It’s every man for himself, the elephant said as he danced among the chickens. That was Tommy Douglas’s metaphor to remind audiences that government alone can redress the inherent inequality between the powerful and the powerless in society.
The elephant is once again dancing among the chickens. Critics of the Harper Conservative government’s $1 billion fat-trimming call it deeply ideological. The cuts overwhelmingly affect Canada’s most marginalized citizens. Most ideological of all is the abolition of the Court Challenges Program (CCP) and the Law Commission of Canada. Both have been advancing the rights of the vulnerable.

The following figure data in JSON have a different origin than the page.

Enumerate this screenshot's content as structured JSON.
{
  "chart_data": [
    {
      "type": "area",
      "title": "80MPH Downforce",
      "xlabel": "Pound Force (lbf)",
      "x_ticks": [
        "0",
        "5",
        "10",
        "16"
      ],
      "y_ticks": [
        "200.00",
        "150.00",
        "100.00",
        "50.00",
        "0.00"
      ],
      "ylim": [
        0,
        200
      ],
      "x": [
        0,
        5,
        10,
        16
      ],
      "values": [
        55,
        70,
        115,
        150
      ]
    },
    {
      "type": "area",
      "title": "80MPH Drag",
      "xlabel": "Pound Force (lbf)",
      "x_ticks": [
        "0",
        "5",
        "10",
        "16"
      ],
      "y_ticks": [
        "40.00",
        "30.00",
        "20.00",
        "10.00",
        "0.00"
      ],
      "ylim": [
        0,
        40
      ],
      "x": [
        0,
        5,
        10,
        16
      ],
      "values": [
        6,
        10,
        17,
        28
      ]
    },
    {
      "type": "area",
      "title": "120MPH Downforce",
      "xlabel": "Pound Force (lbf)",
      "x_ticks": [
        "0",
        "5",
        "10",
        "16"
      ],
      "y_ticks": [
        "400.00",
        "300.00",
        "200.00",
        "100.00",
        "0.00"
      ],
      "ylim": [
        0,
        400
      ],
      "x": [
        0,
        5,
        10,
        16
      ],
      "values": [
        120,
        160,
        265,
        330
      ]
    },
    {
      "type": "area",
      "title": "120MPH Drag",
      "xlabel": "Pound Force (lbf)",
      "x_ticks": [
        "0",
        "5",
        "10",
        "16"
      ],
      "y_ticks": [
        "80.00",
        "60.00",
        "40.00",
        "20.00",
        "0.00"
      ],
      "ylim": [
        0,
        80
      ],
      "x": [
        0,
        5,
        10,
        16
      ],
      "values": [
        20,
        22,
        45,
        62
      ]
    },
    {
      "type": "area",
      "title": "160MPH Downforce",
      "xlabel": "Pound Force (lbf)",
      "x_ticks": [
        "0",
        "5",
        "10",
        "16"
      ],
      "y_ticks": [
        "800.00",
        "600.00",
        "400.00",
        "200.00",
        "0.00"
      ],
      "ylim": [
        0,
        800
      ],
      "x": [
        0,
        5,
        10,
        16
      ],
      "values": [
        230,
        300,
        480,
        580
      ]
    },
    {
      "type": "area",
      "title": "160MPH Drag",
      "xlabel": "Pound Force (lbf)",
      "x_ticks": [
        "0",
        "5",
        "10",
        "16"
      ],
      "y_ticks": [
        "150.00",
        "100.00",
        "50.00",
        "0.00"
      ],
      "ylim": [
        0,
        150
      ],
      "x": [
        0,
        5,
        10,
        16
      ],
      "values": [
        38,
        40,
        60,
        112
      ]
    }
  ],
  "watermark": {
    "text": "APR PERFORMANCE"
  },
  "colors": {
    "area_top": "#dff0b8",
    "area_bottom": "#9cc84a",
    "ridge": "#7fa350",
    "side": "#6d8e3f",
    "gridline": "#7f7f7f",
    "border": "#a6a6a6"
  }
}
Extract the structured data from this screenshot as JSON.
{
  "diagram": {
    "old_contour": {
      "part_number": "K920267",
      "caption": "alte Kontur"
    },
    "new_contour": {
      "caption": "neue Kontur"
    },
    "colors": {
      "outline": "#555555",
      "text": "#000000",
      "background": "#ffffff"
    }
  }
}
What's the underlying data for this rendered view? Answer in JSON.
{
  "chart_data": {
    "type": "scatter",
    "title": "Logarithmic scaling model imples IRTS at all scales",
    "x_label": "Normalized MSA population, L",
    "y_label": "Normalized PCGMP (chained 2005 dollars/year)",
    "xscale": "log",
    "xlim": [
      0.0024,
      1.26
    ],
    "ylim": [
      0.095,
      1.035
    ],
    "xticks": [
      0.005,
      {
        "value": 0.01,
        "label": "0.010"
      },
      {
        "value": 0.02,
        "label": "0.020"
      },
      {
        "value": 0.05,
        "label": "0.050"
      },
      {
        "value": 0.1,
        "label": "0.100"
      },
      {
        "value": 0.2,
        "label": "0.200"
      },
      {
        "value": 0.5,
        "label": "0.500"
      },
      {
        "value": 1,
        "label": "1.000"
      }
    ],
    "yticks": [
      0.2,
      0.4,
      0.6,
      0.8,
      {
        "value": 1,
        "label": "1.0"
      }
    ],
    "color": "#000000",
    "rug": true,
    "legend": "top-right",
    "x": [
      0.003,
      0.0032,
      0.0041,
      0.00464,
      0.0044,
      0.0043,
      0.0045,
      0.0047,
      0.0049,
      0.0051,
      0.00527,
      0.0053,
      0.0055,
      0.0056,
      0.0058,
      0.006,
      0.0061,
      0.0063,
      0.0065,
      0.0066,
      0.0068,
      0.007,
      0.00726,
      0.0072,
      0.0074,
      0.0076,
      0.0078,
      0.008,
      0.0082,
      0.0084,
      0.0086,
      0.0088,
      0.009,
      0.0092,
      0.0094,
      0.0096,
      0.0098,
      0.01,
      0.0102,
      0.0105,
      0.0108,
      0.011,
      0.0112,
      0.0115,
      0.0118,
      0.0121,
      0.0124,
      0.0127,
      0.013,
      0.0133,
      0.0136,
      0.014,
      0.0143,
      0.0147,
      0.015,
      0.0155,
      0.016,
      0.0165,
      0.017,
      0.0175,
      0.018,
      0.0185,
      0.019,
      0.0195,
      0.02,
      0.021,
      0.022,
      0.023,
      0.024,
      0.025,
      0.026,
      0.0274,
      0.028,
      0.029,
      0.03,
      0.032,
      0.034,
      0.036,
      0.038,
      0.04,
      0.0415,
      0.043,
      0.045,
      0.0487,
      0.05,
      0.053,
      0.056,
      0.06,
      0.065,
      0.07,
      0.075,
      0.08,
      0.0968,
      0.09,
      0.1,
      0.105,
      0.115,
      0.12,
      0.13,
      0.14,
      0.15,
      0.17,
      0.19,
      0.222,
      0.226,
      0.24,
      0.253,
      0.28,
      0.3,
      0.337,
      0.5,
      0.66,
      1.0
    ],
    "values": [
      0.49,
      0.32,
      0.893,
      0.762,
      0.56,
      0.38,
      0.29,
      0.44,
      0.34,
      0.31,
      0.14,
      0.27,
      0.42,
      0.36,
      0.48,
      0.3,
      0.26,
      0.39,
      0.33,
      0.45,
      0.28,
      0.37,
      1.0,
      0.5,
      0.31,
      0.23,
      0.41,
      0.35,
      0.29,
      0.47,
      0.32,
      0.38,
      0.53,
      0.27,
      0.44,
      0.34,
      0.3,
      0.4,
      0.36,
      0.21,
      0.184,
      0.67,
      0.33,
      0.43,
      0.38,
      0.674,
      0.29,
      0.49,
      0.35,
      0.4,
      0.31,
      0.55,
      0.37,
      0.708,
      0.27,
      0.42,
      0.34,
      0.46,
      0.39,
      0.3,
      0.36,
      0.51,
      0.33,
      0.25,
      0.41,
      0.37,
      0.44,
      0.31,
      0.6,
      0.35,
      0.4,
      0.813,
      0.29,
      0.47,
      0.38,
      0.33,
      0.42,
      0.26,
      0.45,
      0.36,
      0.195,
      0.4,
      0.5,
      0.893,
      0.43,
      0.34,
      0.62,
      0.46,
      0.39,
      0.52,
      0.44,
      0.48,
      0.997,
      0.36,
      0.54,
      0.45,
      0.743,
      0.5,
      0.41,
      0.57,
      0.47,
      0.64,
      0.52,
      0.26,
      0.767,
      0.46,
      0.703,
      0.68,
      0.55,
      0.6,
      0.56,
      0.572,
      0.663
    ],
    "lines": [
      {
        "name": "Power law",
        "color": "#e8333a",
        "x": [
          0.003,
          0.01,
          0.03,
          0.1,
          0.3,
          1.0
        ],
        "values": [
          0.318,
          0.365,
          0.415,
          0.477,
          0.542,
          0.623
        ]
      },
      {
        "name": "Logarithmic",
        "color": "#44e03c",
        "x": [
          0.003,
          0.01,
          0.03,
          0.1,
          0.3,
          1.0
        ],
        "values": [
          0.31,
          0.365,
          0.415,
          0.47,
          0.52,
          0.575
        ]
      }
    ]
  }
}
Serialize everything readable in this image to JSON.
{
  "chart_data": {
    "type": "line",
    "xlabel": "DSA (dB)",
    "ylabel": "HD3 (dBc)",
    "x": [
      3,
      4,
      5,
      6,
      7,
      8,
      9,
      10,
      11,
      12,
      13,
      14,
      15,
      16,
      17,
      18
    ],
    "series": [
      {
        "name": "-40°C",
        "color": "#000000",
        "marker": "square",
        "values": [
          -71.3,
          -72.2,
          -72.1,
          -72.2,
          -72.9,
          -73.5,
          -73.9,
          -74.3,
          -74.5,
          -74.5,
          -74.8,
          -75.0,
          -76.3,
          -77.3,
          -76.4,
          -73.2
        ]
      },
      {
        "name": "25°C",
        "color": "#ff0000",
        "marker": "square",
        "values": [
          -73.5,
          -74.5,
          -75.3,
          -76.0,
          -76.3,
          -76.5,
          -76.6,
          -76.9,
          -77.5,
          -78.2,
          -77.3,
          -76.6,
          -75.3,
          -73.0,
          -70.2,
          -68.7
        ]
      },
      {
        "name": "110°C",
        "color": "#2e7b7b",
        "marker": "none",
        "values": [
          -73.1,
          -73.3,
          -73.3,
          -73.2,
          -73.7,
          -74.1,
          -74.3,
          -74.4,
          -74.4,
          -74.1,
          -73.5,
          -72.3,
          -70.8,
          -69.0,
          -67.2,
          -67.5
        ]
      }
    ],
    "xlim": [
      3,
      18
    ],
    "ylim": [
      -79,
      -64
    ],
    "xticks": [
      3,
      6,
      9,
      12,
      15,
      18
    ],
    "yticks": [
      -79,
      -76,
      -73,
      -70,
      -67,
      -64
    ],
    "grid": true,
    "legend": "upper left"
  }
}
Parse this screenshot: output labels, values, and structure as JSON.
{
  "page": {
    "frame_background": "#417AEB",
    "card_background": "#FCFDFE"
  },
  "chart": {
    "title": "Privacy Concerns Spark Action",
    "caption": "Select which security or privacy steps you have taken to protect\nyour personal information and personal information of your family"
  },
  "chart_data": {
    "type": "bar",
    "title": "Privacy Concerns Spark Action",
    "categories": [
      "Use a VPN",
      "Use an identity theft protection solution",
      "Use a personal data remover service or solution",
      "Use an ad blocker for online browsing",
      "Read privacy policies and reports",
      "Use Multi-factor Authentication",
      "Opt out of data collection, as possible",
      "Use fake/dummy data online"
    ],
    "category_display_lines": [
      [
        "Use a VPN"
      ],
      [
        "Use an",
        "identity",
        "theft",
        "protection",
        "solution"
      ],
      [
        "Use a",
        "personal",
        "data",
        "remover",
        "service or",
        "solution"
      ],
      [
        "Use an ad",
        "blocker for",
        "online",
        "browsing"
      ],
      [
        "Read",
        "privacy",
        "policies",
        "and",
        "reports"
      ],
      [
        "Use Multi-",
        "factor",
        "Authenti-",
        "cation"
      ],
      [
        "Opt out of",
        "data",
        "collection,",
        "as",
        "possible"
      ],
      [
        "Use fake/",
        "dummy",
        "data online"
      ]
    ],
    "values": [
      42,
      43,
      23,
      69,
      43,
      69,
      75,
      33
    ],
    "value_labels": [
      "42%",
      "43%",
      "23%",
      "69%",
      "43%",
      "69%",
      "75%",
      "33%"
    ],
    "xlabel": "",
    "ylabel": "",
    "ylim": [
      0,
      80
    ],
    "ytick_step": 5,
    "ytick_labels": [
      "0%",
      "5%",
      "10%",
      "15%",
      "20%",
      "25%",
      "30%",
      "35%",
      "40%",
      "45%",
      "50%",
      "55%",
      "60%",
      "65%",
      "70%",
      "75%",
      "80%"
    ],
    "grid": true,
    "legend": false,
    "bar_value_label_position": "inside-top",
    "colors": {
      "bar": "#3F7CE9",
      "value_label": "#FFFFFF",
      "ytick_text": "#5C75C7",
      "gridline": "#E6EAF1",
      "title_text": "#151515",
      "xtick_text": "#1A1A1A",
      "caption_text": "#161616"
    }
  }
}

Despite their professed Christian beliefs, many theological and social conservatives have a strong survival of the fittest streak. They want a hierarchical society with heterosexual white males at the top. They despise “social engineering” and “judicial activism,” their epithets for the Canadian Charter of Rights and Freedoms.
Theo-cons and socio-cons, like REAL Women, complain they’re the abused minority because they don’t get CCP funding. But the CCP was designed to promote equality and REAL Women has opposed every initiative on women’s equality. As Tommy Douglas might say, the elephant hardly needs help to dance among the chickens.
Now theo-cons and socio-cons have a powerful friend at court. Ian Brodie is Prime Minister Stephen Harper’s chief of staff and the intellectual arch-foe of the CCP’s affirmative action to promote the rights of French Canadians, women, aboriginals, gays, immigrants and the disabled.
Brodie devoted his career as a political scientist to attacking the CCP. In a rare interview in 2001, Brodie said Ottawa only funds a left-wing agenda. “They (the CCP) were in favour of extending language rights, whatever the claim was. And they were in favour of as stringent a feminist interpretation of the equality rights section as you could possibly have, to the exclusion of all others…They’re heavily funding the one side. It happens to be the gay-rights side, the pro-pornography side, the feminist side, the abortion issue. The government here is not acting as a neutral arbiter between competing claims of what social policy ought to look like in Canada. I’m outraged as a taxpayer…”
Both Brodie and Harper are graduates of the Calgary School, a group of University of Calgary political scientists including Tom Flanagan, another right-hand man to Harper, Barry Cooper, David Bercuson and Ted Morton. Neo-conservatives all, they follow the teachings of German-American political philosopher Leo Strauss.
Father of the neo-conservative movement, Strauss had a deep antipathy towards liberal democracy and its supposed moral relativism. He had a number of jarring beliefs: that society had to be governed by a small intellectual — and male — élite who would use “noble lies” to keep the rabble in check, that religion and fear must be used to control the masses and that perpetual war is humanity’s natural condition. Little surprise that Straussians dot the highest reaches of the current U.S. administration.
In a 2004 Globe and Mail interview, Shadia Drury, Canada Research Chair in Social Justice at the University of Regina and a leading expert on Strauss, warned that Straussian neo-conservatism arrived in Canada through the Calgary School and students like Harper and Brodie. A professor at the Calgary School herself for 27 years, Drury warned further that Straussian philosophy displays “a huge contempt for democracy” and exploits populist sentiment to strip away the rights of minorities and dismantle what is left of the welfare state. “They want to replace the rule of law with the populism of the majority.”
In a separate interview with the British-based Open Democracy website, Drury described why Straussians hide their élitist, anti-democratic impulses. “Secrecy is necessary. The people will not be happy to learn that there is only one natural right — the right of the superior to rule over the inferior, the master over the slave, the husband over the wife, and the wise few over the vulgar many. (Strauss) argues that the wise must conceal their views for two reasons — to spare the people’s feelings and to protect the élite from possible reprisals.”
University of Calgary law professor Kathleen Mahoney, known internationally for her work on equality issues, says another Straussian diktat is that women must be kept inferior and certainly can never be part of the intellectual governing élite. Maintaining women’s inequality drives the opposition to abortion, Mahoney continues. Once women control their own reproduction, they can’t easily be held subservient to the male power structure.
Mahoney has been involved in human rights projects around the world and says the CCP “creates better law by adding tremendously to our understanding of rights and allowing a whole new group of people who had always been silent in the past to be heard in court, by governments and by the public at large.”
And that’s precisely why Brodie and Harper want to stamp it out. The CCP represents loss of power for those who rightly should wield it, she continues. “The attitude is that it is a terrible thing for the traditional “haves” to be displaced, to no longer be able to ride roughshod over the rights of everyone else.”